What Chromebooks really mean for Windows

For businesses, Chromebooks aren't about what you get - they're about what's left out. The knee jerk response is 'the operating system' (it's Linux underneath but you'll never see it) but the omission that appealed to most of the businesses talking up Chromebooks at Google IO is complexity.

For businesses, Chromebooks aren't about what you get - they're about what's left out. The knee jerk response is 'the operating system' (it's Linux underneath but you'll never see it) but the omission that appealed to most of the businesses talking up Chromebooks at Google IO is complexity. With no locally installed apps, just Web apps and streamed virtual apps from VMware or Citrix, and hardly anything that the users can configure or change, there's not much to go wrong or get confused by. Of course if you want the same functionality and power of rich applications you're just migrating the complexity into the infrastructure (for virtualised applications) or the Web server (for Web apps), but it would be easy to argue that's where any complexity should be - in the hands of the people who get paid to put up with it.
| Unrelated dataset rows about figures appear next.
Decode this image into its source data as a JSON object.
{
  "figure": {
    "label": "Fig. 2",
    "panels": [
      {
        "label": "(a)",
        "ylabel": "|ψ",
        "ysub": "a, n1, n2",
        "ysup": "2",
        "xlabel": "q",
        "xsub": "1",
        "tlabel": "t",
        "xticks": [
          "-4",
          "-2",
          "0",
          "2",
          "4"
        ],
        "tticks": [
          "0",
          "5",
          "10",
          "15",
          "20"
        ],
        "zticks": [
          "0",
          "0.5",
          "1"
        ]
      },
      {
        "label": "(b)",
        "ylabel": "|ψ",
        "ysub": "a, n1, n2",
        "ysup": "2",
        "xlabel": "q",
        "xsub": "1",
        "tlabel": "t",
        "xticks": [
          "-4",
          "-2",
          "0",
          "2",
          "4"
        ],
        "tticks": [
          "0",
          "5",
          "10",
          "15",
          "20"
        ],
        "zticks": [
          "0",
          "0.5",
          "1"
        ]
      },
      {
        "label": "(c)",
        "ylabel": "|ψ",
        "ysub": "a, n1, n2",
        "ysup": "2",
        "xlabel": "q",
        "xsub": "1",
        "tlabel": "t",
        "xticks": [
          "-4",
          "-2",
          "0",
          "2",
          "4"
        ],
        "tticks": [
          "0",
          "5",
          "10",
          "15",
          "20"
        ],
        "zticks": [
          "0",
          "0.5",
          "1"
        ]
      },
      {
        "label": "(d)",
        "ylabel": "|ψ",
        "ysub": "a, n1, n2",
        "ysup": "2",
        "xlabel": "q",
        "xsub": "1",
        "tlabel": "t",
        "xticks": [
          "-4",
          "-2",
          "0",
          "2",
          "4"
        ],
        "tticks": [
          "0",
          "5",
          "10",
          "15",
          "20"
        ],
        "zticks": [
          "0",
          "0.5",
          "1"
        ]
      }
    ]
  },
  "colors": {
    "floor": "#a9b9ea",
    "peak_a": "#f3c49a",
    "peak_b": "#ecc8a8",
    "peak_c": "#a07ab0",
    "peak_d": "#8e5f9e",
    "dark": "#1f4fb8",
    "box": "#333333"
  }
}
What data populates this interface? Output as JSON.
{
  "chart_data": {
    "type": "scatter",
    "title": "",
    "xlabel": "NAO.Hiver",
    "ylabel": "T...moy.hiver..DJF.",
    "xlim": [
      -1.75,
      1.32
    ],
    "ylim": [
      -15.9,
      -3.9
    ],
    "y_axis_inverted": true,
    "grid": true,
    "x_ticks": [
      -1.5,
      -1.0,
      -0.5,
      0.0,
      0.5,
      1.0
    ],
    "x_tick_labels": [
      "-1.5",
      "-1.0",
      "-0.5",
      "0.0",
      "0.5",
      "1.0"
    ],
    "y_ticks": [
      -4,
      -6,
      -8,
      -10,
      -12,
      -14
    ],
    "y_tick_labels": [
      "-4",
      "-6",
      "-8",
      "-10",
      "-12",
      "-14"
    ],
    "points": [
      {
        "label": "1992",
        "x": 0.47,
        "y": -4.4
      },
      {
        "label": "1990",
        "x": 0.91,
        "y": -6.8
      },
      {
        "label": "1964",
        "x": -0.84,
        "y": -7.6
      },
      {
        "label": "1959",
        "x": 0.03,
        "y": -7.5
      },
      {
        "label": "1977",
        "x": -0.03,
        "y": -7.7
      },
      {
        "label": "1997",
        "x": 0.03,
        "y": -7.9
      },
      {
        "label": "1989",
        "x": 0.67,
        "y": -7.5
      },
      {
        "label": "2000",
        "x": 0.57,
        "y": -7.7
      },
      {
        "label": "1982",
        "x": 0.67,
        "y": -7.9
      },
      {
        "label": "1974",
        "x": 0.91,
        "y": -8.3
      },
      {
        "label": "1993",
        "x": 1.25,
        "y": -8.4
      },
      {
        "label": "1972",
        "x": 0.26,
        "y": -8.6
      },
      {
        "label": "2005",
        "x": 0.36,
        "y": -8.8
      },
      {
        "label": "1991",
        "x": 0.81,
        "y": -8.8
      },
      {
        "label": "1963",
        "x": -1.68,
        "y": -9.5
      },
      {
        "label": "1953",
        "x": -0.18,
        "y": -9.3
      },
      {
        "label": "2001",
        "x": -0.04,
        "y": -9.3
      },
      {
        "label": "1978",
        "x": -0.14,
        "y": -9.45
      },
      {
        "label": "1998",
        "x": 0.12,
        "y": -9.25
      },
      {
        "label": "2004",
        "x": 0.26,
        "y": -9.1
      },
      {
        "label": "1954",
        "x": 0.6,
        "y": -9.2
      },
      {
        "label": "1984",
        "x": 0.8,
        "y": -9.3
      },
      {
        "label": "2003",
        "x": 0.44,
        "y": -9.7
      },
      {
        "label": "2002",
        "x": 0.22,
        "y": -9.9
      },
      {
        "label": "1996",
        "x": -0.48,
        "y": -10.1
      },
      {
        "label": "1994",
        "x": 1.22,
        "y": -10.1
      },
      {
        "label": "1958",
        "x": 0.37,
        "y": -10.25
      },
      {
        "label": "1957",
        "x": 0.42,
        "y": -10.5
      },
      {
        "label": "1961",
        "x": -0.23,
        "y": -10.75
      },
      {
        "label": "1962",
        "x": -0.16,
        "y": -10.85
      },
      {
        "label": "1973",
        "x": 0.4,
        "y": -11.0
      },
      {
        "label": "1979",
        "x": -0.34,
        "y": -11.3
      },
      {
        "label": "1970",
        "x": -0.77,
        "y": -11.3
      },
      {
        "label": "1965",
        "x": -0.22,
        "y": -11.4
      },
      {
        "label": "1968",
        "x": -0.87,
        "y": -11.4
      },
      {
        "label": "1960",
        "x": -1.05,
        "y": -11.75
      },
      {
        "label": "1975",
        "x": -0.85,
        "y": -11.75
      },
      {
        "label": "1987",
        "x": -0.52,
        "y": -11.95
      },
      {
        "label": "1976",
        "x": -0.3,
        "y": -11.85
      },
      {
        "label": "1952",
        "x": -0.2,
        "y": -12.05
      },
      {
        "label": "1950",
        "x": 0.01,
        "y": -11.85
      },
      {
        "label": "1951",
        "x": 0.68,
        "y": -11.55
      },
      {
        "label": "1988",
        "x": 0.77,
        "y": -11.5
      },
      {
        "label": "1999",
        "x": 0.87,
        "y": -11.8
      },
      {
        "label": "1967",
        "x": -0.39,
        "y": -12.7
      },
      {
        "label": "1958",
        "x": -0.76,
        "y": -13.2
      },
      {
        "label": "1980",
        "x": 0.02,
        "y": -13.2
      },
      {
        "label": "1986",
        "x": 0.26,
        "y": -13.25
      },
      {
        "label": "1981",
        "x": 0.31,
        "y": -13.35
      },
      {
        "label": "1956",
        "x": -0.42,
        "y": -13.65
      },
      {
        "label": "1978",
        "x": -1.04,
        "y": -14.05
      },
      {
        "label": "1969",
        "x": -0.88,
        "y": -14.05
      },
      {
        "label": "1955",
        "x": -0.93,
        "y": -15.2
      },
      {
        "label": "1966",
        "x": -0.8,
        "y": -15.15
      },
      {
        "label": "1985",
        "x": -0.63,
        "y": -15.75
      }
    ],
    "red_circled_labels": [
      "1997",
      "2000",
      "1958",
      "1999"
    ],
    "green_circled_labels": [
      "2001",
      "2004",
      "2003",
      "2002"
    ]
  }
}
Google's TCO calculations compare Chromebooks to a completely unmanaged desktop; Microsoft uses those same Gartner figures to push System Center and MDOP and Windows InTune (and Dell uses them to lease you managed notebooks). If you're going to virtualise applications to run on Chromebook you could get many of those advantages by virtualising them to run on Windows (and I expect the vast majority of businesses that use virtual apps on Chrome will be using them on a mix of platforms courtesy of Citrix or VMware). If you're one of the companies with 60% of your corporate data on the desktop rather than the server, you can use group policies to stop that without abandoning the idea of local storage.

You can do VDI and roaming profiles and folder redirection and group policies and desktop optimisation with Windows - and you can chose between umpteen different tools to do that, which may be a plus or a minus depending on how you view it - but usually it's a struggle to get users to accept locking down systems, and when you have a complex and unmanaged desktop environment it can seem like it's easier to throw it away and start again (as the old joke puts it, I wouldn't start from here). But while I might complain if you put a thin client with no YouTube access on my desk, Google has managed to make thin client look sexy by dint of packaging it as a laptop and taking advantage of the fact that a lot of what users want to play with is on the Web now.
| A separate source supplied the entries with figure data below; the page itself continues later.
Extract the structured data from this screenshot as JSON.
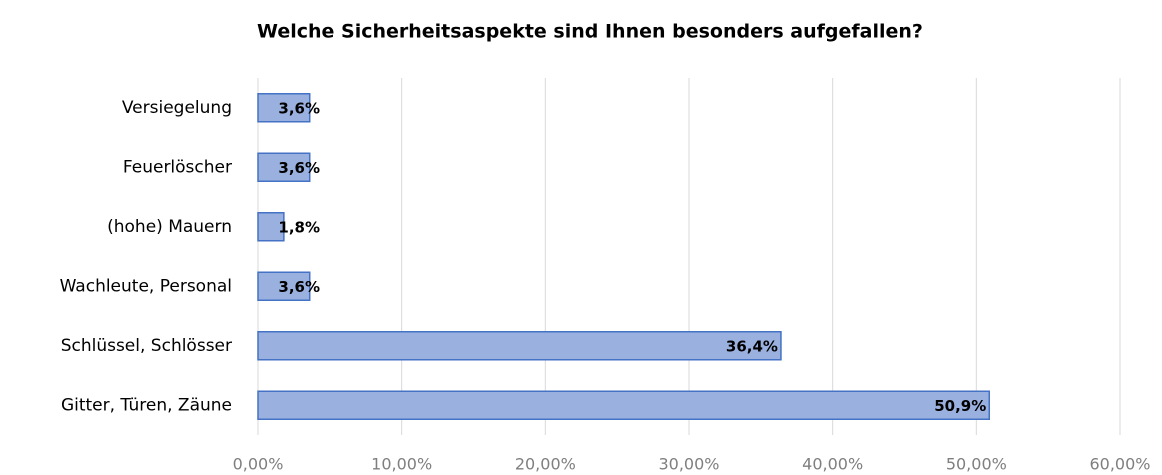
{
  "chart_data": {
    "type": "bar",
    "orientation": "horizontal",
    "title": "Welche Sicherheitsaspekte sind Ihnen besonders aufgefallen?",
    "categories": [
      "Versiegelung",
      "Feuerlöscher",
      "(hohe) Mauern",
      "Wachleute, Personal",
      "Schlüssel, Schlösser",
      "Gitter, Türen, Zäune"
    ],
    "values": [
      3.6,
      3.6,
      1.8,
      3.6,
      36.4,
      50.9
    ],
    "value_labels": [
      "3,6%",
      "3,6%",
      "1,8%",
      "3,6%",
      "36,4%",
      "50,9%"
    ],
    "color": "#9ab1e0",
    "xlim": [
      0,
      60
    ],
    "xticks": [
      {
        "value": 0,
        "label": "0,00%"
      },
      {
        "value": 10,
        "label": "10,00%"
      },
      {
        "value": 20,
        "label": "20,00%"
      },
      {
        "value": 30,
        "label": "30,00%"
      },
      {
        "value": 40,
        "label": "40,00%"
      },
      {
        "value": 50,
        "label": "50,00%"
      },
      {
        "value": 60,
        "label": "60,00%"
      }
    ],
    "grid": true
  }
}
The message of IE9 and IE10 (and, I predict, at least some of the message of Windows 8) is about the Web being better on (a not-too-elderly version of) Windows, plus all the rich apps you know and love. Is Windows itself something you love? Chromebooks should be sending a message to the Windows team that for users, Windows just can't be ugly or complicated any more. A lot of Windows 7 is easier to work with but dig deep enough into a control panel and you'll find a dialog box crammed with checkboxes; in IE9 that's one click into the Internet Options control panel. Anything marked Advanced is likely to be a dialog that would look at home in Windows 2000; it's like falling back down the rabbit hole. And that's assuming you know where to find the tool you need. Quick, how do you change the width of scroll bars in Windows? Of course it's obvious that you start by clicking the link in Personalization to change the window colour and then choosing Advanced appearance (er, not - and in that case searching the Start menu or control panel doesn't find the tool for you with any search keyword I can think of).

I recently turned on a new notebook that came with a long list of pre-installed software and had over 80 processes running; dealing with all of them would still involve delving into the notification area, the uninstall programs control panel, individual app options, the startup folder and probably the Registry (or at least the nifty Sysinternals Autoruns tool). That's a rich set of options for developers and power users to take advantage of - or a really confusing set of options to have to learn your way around. Of course, in the Chrome browser I can't even find a way to choose not to put the URL on the bottom of every Web page I print, and I don't think taking away all the tools is the answer - but the experience can be a lot nicer than this.

One size does not fit all; but finding your size in the racks of a badly organised discount store full of screaming toddlers (or a quirky department store that's added a lot of different rooms and galleries and collections over time; complexity doesn't equal downmarket) makes it tempting to go to a shop that only has baggy pants that you can tighten with a belt as necessary. Sure, the expert shoppers can make a beeline for the right shelf, but too many Windows users have to hunt through the interface experience of a rummage sale.

I don't care how deeply buried some of the options and dialogs in Windows are, too many people still have to face them; shouldn't that heritage of nested hierarchies of multi-tabbed dialog boxes be retired in favour of something simpler and better organised? Adding the ribbon to Explorer might help; and by that I don't mean slapping five buttons on a ribbon with a link that brings up the same old Folder Options dialog - I mean making sense of all the options and making them easy to work with. The excuse of not having time or resources to work through the entire interface is a problem for the Windows team to solve, not something for users to put up with.

Chromebooks do a tiny fraction of what PCs can do - but they do it with a fraction of the complexity users have to deal with on too many Windows systems. Windows needs to keep the power and lose the complexity.